Schaftstiefelgrotesk? · 15. April 2014
Immer wieder wird versucht, dem Begriff »Schaftstiefelgrotesk« auf die Spur zu kommen. Aber die Spur verliert sich schon 1993. Es ist wahrscheinlich kein alter Begriff.
Die Bezeichnung »Schaftstiefelgrotesk« wird heute verwendet für besonders grobschlächtige, übermäßig vereinfachte, linear gezeichnete gotische Schriften, die von 1933 an entstanden und für Agitation, Propaganda und Reklame verwendet wurden für alles, was laut wirken mußte. Sie heißen Tannenberg, National, Potsdam, Großdeutsch usw.
Schriftlich zuerst erwähnt wird der Begriff »Schaftstiefelgrotesk« von Hans Peter Willberg (1993), der behauptet, er habe ihn von einem oder mehreren älteren Schriftsetzern in diesem Zusammenhang sagen gehört. Eine Bestätigung dieser Aussage stammt von Bernhard Schnelle, der sich ebenso zu erinnern meint, den Begriff in seiner Jugend (ohne Zeitangabe) von einem älteren Setzer aus Berlin gehört zu haben. Belege gibt es für diese Erinnerungen nicht, keine Erwähnung in Briefen oder Tagebüchern, keine weiteren Zitate in sekundären Quellen. Der Begriff ist vor 1993 nicht nachweisbar.
Ich nehme an, Willberg hat den Begriff erfunden, da er formal nicht zu den Schriften paßt, sondern sie ideologisch einordnet, was man doch eher erst nach dem Krieg und in der Rückschau auf diese Schriften tat. In den 1930er Jahren waren es zeitgemäße Buchstabenformen, die auch sehr gut zum Bauhaus paßten und zum dortigen Streben nach Kasernenhofordnung, sowohl in der Architektur als auch im typografischen Entwurf.

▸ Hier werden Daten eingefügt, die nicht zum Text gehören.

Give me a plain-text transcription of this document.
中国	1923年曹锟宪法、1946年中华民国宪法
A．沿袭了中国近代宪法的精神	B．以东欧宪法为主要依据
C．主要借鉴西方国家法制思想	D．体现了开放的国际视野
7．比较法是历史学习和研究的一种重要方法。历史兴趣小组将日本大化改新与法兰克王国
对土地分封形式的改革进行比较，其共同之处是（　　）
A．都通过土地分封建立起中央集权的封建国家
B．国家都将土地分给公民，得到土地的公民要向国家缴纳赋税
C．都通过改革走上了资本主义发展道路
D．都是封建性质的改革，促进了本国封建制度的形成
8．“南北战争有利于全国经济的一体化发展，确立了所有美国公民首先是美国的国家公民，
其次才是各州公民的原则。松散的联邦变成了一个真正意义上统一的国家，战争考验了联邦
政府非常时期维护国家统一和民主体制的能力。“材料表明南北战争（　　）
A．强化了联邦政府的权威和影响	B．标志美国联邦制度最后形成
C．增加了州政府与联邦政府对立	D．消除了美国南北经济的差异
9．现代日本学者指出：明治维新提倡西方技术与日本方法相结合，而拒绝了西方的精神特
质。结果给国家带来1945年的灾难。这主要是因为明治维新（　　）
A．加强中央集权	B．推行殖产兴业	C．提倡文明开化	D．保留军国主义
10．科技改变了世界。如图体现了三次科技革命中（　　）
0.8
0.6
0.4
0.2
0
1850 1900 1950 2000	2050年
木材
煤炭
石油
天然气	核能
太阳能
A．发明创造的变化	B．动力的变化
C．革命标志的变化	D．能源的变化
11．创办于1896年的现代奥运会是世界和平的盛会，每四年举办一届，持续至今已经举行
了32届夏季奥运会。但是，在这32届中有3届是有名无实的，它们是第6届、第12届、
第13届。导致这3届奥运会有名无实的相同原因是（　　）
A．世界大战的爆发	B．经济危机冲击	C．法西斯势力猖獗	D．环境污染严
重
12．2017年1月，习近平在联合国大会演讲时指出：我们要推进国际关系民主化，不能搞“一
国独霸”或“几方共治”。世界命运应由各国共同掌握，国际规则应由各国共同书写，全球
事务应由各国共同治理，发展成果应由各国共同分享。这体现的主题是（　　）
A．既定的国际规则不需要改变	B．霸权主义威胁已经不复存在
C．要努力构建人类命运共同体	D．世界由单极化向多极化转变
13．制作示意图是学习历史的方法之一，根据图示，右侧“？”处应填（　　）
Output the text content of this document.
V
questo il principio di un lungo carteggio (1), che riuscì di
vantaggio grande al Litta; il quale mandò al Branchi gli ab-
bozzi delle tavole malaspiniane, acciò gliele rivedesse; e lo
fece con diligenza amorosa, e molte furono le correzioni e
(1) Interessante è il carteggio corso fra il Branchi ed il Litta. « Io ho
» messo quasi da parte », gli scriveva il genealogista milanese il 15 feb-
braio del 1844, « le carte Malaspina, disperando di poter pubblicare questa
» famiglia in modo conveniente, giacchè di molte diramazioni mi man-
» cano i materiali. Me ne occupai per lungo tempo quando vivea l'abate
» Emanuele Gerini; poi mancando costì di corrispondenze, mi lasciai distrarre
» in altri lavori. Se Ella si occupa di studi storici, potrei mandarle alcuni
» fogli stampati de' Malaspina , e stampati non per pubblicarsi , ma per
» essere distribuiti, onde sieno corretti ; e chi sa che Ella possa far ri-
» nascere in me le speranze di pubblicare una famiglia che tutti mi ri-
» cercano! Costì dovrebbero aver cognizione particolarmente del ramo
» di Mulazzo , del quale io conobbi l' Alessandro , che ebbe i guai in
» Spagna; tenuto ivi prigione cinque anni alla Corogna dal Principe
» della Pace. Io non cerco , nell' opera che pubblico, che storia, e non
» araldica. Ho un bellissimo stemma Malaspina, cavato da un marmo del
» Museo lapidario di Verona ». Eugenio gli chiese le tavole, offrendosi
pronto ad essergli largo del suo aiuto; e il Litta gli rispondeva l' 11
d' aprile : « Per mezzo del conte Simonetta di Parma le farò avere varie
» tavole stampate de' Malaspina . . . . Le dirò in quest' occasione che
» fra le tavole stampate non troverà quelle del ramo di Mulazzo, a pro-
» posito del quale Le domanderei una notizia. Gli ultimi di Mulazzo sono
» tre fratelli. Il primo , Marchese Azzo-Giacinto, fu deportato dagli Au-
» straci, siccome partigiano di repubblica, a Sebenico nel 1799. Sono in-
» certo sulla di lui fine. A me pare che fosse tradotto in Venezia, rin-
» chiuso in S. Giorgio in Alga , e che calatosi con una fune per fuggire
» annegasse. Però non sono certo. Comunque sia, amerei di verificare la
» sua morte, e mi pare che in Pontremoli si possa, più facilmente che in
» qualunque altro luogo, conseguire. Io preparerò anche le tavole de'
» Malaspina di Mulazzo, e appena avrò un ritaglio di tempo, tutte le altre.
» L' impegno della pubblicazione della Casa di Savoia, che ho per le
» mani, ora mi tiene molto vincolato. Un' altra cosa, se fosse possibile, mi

Das Wort »Schaftstiefel« findet sich in der typografischen Literatur zwölf Jahre nach der Nazizeit zuerst bei Jan Tschichold, der damit einerseits die von ihm in seiner Jugend selbst beförderte »Neue Typografie«, die militärisch anmutenden Entwürfe des Bauhauses und seiner Nachfolger angreift (Tschichold, 1957), andererseits die von ihm so genannte »in Schaftstiefeln marschierende Kochschrift« (Tschichold, 1960). Wobei hier nicht klar ist, welche Schrift Tschichold meint, denn Koch hat keine dieser typischen neugotischen Schriften gezeichnet. Vielleicht meint er eine der holzschnittartigen Antiqua-Schriften? Den Begriff Schaftstiefelgrotesk verwendet Tschichold nicht. Wenn er diese Schriften vorher zusammenfaßte, dann beispielsweise als »sonderbare deutsche Modelettern der Hitler-Ära« (Tschichold, 1948).

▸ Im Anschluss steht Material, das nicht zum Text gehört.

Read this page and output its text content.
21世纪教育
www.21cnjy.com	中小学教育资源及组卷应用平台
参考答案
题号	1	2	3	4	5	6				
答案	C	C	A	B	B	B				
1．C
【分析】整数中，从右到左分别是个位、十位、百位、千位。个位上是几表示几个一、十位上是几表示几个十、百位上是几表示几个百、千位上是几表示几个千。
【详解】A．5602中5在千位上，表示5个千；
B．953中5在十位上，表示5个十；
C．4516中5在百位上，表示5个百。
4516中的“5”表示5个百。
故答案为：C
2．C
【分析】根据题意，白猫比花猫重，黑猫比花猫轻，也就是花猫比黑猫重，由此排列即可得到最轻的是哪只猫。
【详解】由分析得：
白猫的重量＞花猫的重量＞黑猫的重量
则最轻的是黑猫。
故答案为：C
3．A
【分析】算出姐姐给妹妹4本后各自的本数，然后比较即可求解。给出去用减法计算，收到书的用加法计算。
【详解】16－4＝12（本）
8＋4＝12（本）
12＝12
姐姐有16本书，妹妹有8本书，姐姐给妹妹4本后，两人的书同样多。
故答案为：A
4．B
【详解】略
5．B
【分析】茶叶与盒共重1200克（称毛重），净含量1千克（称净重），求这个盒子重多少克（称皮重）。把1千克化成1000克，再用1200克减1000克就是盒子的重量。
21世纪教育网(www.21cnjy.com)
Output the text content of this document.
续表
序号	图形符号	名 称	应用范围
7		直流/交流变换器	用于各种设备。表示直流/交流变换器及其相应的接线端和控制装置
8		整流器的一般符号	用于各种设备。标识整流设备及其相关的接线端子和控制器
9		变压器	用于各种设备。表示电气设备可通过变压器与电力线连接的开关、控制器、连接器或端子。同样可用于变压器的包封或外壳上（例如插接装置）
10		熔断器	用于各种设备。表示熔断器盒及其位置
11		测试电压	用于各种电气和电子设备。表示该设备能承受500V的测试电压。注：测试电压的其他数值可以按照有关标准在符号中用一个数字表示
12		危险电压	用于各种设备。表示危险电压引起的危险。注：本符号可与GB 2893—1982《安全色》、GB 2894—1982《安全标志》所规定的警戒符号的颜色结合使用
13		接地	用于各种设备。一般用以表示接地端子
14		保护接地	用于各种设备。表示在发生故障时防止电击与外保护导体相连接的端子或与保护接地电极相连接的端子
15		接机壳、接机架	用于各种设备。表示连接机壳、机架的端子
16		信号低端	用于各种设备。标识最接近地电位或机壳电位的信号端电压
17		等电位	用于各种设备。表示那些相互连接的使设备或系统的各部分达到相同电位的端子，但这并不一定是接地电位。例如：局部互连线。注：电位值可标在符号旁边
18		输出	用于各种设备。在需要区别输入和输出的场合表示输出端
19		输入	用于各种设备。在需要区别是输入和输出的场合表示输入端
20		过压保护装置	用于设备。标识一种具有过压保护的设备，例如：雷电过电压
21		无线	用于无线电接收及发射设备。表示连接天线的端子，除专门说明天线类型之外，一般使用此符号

Formal stehen diese Schriften der Hitler-Ära dem Schläppchen, also dem Spitzentanzschuh näher. Sie stehen stocksteif auf stumpfen Zehenspitzen. Das Abbild eines Stiefels ist in diesen Typen nicht zu finden. Die militärische Anmutung entsteht aus ihrer groben Form und ihrer engen hohen Dunkelheit. Diese Schriften laden nicht zum Lesen ein. Man kann nur Werbung für grobe Dinge mit ihnen machen, für Ideologie, für Krieg. Und für Bier.
Wenn man den Begriff »Schaftstiefelgrotesk« auf eine Schrift anwenden will, dann paßt er zur Egyptienne, die man auch serifenbetonte Grotesk heißt. Diese Schrift entstand zusammen mit der Serifenlosen Anfang des 19. Jahrhunderts. Die Serifen der Eyptienne sind so dick und schwer, daß fast alle Buchstaben aussehen, als trügen sie hohe Stiefel. Diese Schrift wird nur für Überschriften und in Akzidenzen verwendet, für längere Texte ist sie unbrauchbar.